Connecting code and data¶

Commands such as dvc add, dvc push, and dvc pull can be executed independently of changes in the Git repository and therefore only provide the basis for managing large amounts of data and models. To achieve truly reproducible results, code and data must be connected.

Connecting Git and DVC — Design: André Henze, Berlin¶

With dvc stage, you can create individual processing stages, each of which is described by a source code file managed with Git, as well as other dependencies and output data. All stages together then form the DVC pipeline.

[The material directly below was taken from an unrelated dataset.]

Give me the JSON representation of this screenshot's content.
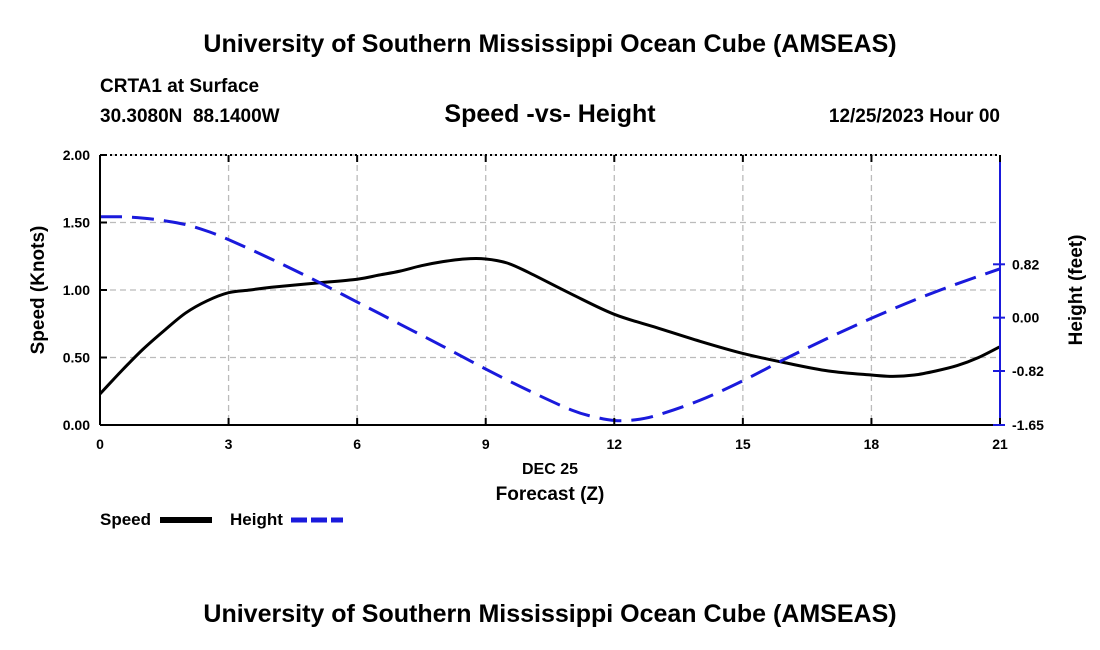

In our example dvc-example, the first stage is to split the data into training and test data:

$ uv run dvc stage add \
    -n prepare \
    -p prepare.seed,prepare.split \
    -d src/dvc_example/prepare.py -d data/data.xml \
    -o data/prepared \
    uv run python src/dvc_example/prepare.py data/data.xml

-n

specifies the name of the processing stage.

-p

specifies the parameters from the params.yaml file to be used for this stage.

See also

Parameterisation

-d

specifies dependencies for the reproducible command.

When dvc repro is called to reproduce the results next time, DVC checks these dependencies and decides whether they are up to date or need to be re-executed to obtain more recent results.

-o

specifies the output file or output directory.

The generated dvc.yaml file then looks like this:

stages:
  prepare:
    cmd: uv run python src/dvc_example/prepare.py data/data.xml
    deps:
    - data/data.xml
    - src/dvc_example/prepare.py
    params:
    - prepare.seed
    - prepare.split
    outs:
    - data/prepared

If you now call uv run dvc repro, the files test.tsv and train.tsv will be created in data/prepared, and dvc.lock will be written. The directory structure will then look like this:

├── .dvc
├── .dvcignore
├── .git
├── .gitignore
├── .pre-commit-config.yaml
├── .python-version
├── .venv
├── README.md
├── data
│   ├── .gitignore
│   ├── data.xml
│   ├── data.xml.dvc
│   └── prepared
│       ├── test.tsv
│       └── train.tsv
├── dvc.lock
├── dvc.yaml
├── params.yaml
├── pyproject.toml
├── src
│   └── dvc_example
│       ├── __init__.py
│       └── prepare.py
└── uv.lock